Amerikanische Fantasy, die in Dresden spielt? Natürlich nicht! Die Hauptperson heißt nur so: „Harry Dresden“! Und womit verdient sich dieser ‚Harry Dresden’ seinen Lebensunterhalt? Nun, das steht in Chikago groß an seiner Bürotür:
HARRY DRESDEN – ZAUBERER
Finden verlorener Gegenstände. Parapsychologische Untersuchungen.
Konsultationen. Beratungen. Vernünftige Honorare.
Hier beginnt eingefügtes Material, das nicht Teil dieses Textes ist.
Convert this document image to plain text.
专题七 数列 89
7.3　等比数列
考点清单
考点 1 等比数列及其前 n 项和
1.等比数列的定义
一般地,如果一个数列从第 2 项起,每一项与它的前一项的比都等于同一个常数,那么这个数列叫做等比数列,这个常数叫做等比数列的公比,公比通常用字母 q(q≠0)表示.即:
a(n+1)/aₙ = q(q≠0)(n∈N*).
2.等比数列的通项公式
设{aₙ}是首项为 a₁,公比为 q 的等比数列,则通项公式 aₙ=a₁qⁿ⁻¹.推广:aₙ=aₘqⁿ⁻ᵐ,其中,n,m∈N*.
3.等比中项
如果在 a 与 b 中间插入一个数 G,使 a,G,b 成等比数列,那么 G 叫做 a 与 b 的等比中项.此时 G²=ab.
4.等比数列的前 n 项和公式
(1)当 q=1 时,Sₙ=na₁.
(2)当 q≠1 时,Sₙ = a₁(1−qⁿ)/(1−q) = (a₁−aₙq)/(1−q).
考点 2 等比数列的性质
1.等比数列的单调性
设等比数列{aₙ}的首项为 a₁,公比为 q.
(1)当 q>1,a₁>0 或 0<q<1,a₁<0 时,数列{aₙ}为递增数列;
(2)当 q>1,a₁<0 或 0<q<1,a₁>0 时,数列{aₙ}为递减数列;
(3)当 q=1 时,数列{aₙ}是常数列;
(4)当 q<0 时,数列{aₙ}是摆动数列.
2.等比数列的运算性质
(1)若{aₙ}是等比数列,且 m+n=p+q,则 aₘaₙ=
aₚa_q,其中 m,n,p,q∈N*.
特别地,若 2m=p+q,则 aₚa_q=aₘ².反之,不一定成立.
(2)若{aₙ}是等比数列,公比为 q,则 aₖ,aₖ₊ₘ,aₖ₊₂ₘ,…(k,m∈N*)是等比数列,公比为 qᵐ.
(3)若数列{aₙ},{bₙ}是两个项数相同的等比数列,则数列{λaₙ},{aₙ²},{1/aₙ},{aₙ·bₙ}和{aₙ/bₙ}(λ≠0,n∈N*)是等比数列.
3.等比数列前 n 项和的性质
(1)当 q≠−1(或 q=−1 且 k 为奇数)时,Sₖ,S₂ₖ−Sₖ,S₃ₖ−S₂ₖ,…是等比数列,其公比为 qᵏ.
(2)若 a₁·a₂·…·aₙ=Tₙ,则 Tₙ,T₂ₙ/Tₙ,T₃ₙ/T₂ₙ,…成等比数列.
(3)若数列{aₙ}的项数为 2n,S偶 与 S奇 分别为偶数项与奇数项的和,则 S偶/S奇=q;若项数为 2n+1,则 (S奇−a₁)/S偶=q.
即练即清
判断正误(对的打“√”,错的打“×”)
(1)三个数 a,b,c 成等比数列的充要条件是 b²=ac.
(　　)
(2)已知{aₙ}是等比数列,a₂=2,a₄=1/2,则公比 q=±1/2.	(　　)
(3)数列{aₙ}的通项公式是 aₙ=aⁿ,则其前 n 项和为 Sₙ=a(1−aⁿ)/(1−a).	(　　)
Keine Liebestränke, verzauberte Geldbeutel, Feiern oder andere Veranstaltungen
So, damit ist das klargestellt. Harry Dresden ist ein ECHTER Zauberer. Auch in den *Gelben Seiten“ von Chikago ist er als einziger Zauberer aufgeführt. Allerdings ist seine Kundschaft eher dünn gesät. Wenigstens wird er ab und zu von der Polizei als Berater hinzugezogen, denn die Anzahl von Straftaten mit seltsamen Hintergründen ist am Steigen. Und irgendwie muss er ja seine Miete zahlen. Was er an jenem Mittag zu Gesicht bekommt, als ihn ein dringender Anruf zu einem Tatort ruft, hat aber mit seiner normalen Arbeit wenig zu tun: Zwei Leichen mit herausgerissenen Herzen!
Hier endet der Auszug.